Vettel’s only retirement came in 2008. Here a collision between Adrian Sutil and Vettel resulted in both being removed from the race. However, Vettel fared much better last year finishing in a respectable third place behind Max Verstappen (race winner) and Raikkonen. The race was full of close battles and plenty of action between the front runners. After various pit stops Vettel landed third place.
Can Vettel defeat his closest rivals this time and clinch the victory?
How About Valtteri Bottas and Kimi Raikkonen?
Valtteri Bottas has only competed in a handful of Spanish Grand Prix – four to be exact. His highest finish was fourth place in 2015 whilst racing for Williams. The race started with Vettel overtaking Hamilton to move into first place, whilst also coming under pressure from Bottas. After some close battles between the leaders, Bottas eventually finished in fourth behind Rosberg, Hamilton, and Vettel respectively.
Raikkonen has a far more impressive record, claiming two race victories, including five podium finishes. The wins came in 2005 and 2008.
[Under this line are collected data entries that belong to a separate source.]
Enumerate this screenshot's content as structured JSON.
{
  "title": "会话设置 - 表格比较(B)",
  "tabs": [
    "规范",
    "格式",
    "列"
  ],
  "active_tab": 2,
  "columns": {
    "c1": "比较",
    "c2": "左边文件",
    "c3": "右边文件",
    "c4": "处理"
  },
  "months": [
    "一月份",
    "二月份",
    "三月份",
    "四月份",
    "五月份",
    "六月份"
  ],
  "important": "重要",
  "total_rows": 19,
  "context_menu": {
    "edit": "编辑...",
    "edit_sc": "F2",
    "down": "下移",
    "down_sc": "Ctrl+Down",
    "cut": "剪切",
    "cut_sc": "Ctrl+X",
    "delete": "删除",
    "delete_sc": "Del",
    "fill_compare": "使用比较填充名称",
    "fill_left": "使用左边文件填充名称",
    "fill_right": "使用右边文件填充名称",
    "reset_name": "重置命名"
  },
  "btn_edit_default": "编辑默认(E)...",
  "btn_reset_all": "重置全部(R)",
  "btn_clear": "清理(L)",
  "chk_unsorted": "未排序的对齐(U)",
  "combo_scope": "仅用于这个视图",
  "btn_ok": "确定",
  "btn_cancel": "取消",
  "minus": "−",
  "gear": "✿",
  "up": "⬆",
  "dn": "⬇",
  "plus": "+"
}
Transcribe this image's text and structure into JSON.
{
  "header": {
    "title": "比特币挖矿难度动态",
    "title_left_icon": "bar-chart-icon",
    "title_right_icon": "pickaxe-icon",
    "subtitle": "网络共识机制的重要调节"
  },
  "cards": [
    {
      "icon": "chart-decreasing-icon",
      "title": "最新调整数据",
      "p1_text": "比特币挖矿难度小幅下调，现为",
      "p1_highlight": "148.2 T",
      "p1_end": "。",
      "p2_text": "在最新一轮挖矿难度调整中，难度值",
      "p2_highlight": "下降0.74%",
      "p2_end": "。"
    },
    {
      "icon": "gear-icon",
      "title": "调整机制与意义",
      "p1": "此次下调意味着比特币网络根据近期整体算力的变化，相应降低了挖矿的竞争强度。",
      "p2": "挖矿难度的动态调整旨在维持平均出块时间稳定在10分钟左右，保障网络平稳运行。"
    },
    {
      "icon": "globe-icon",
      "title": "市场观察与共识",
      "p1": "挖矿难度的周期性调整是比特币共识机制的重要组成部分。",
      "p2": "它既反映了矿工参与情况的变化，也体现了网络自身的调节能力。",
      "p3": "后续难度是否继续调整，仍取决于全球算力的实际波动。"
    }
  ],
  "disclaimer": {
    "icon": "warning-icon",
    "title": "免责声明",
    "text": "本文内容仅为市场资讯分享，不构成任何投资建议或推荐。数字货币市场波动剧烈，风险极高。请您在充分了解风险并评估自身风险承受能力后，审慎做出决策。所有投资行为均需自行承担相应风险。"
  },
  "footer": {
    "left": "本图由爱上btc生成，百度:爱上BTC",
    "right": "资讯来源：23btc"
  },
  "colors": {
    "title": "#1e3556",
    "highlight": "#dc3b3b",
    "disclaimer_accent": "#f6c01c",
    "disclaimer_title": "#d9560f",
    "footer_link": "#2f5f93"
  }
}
The first win, Raikkonen started from pole position. He finished the race in a very comfortable fashion, completing it over 27 seconds ahead of closest rival Alonso. The second win was slightly more arduous. The Finn held his nerve to stay ahead at the start. Pit stops soon ensued and Raikkonen stayed ahead of his nearest rival, Massa to eventually finish just over 3 seconds ahead.
Both drivers will look to commence battle and finish above one another come Sunday.
Drivers to be Kept Along the Straight and Narrow
The Circuit De Barcelona-Catalunya plays host to this week’s F1 Grand Prix. A stunning backdrop of Gothic houses and mysterious history, it is a destination not to be missed.
However, drivers will have to be wary of the track which favours the brave when it comes to overtaking. With two DRS zones, it may look easy to overtake, which arguably it is, but care will need to be taken when it comes to the second DRS zone. Here, there is a long straight but if drivers are too ambitious, they could end up colliding with the surrounding cars.
However, that being said, the long straight allows for plenty of time to overtake. So while the scenery is stunning, will the same be said of the driving?
Probably No Chance of Rain in Spain
However, there will certainly be the hot sun beating down on the cultural city of Barcelona. Temperatures could reach up to 25 degrees Celcius and the drivers will need to combat this if they are to reign victorious.
Expect Medium and Soft tyres to be used here to grip well especially on a hot track. Drivers will also need to keep hydrated by drinking plenty of water and they will be hoping for a splash of rain or a cool breeze if they are to win here.
The Spanish Grand Prix takes place between 12-14 May.